30.05.2012
Les restrictions en matière de regroupement familial se trouvent constamment en conflit avec les droits fondamentaux des personnes concernées, notamment celui au respect de la vie privée et familiale (art. 8 CEDH et art.13 Cst.) et l’intérêt supérieur de l’enfant (art. 3 al. 1, CDE). C’est le constat que font les observatoires du droit d’asile et des étrangers (ODAE) suisse et romand dans leur rapport commun, intitulé «Le regroupement familial et les limitations au droit à la vie familiale», rendu public lors d’une conférence de presse à Berne le 10 mai 2012.

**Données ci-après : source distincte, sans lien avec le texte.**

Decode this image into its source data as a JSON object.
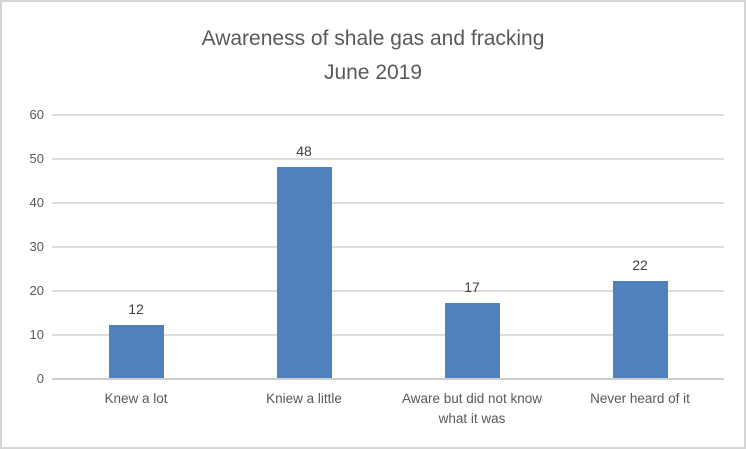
{
  "chart_data": {
    "type": "bar",
    "title": "Awareness of shale gas and fracking",
    "subtitle": "June 2019",
    "categories": [
      "Knew a lot",
      "Kniew a little",
      "Aware but did not know what it was",
      "Never heard of it"
    ],
    "values": [
      12,
      48,
      17,
      22
    ],
    "xlabel": "",
    "ylabel": "",
    "ylim": [
      0,
      60
    ],
    "yticks": [
      0,
      10,
      20,
      30,
      40,
      50,
      60
    ],
    "grid": true,
    "legend": false,
    "data_labels": true
  },
  "colors": {
    "bar": "#4F81BD",
    "gridline": "#DCDCDC",
    "axis_line": "#D0D0D0",
    "title_text": "#595959",
    "axis_text": "#595959",
    "data_label_text": "#404040",
    "border": "#D6D6D6",
    "background": "#FFFFFF"
  }
}
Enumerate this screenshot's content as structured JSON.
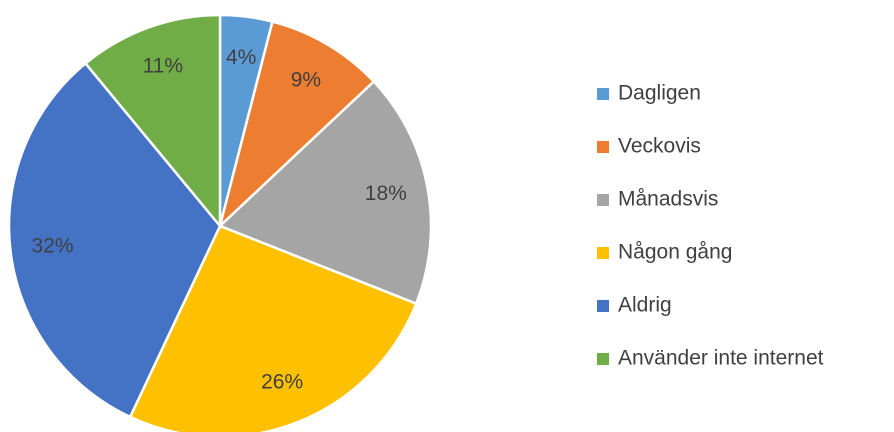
{
  "chart_data": {
    "type": "pie",
    "categories": [
      "Dagligen",
      "Veckovis",
      "Månadsvis",
      "Någon gång",
      "Aldrig",
      "Använder inte internet"
    ],
    "values": [
      4,
      9,
      18,
      26,
      32,
      11
    ],
    "value_labels": [
      "4%",
      "9%",
      "18%",
      "26%",
      "32%",
      "11%"
    ],
    "colors": [
      "#5b9bd5",
      "#ed7d31",
      "#a5a5a5",
      "#ffc000",
      "#4472c4",
      "#70ad47"
    ],
    "legend": "right"
  }
}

Le rapport se fonde sur 11 situations documentées qui témoignent des conséquences difficiles qu’entraîne l’application du droit en matière de regroupement familial, à la fois pour les migrants et pour les Suisses qui souhaitent faire venir ici leur proches étrangers. Il dénonce également une inégalité de traitement en matière de regroupement familial entre les ressortissants suisses ou étrangers au bénéfice d’un permis C et les citoyens européens. Le droit actuel favoriserait ces derniers.
Ce que dit la loi
Le regroupement familial permet aux personnes disposant de la nationalité suisse ou d’un titre de séjour de faire venir les membres de la famille auprès d’eux. D’après la Loi fédérale sur les étrangers, une personne suisse (art. 42 LEtr) ou au bénéfice d’un permis d’établissement (art. 43 LEtr) a le droit de faire venir son conjoint et ses enfants étrangers en Suisse. Elle dispose pour cela d’un délai de cinq ans à partir du moment où le lien familial est établi; ce délai est réduit à une année pour un enfant âgé entre 12 et 18 ans.
Discrimination envers les Suisses
Ce droit largement restreint l’est d’autant plus si on le compare aux possibilités dont disposent les citoyens européens qui résident en Suisse. Au titre de l’Accord sur la libre circulation des personnes (voir art. 3 ALCP), tout Européen travaillant en Suisse peut faire venir les membres de sa famille sans aucune limite dans le temps. Et la liste des bénéficiaires est beaucoup plus large, puisqu’elle comprend, en plus du conjoint et de ses propres enfants, les enfants de son conjoint nés d’une autre relation et ses beaux-parents (sous certaines conditions).
Face à cette discrimination, plusieurs recours ont été déposés devant le Tribunal fédéral. Si la Haute cour reconnaît que cette discrimination que subissent les Suisses dans leur propre pays est injustifiée et même contraire à la Constitution, elle avoue également son impuissance devant ce fait, car elle est tenue d’appliquer le droit fédéral (art. 190 Cst). Elle appelle de le législateur suisse à corriger cette situation. Une interpellation en ce sens déposée par Andy Tschümperlin (PS/SZ) en 2010 a malgré cela été rejetée au National en 2011.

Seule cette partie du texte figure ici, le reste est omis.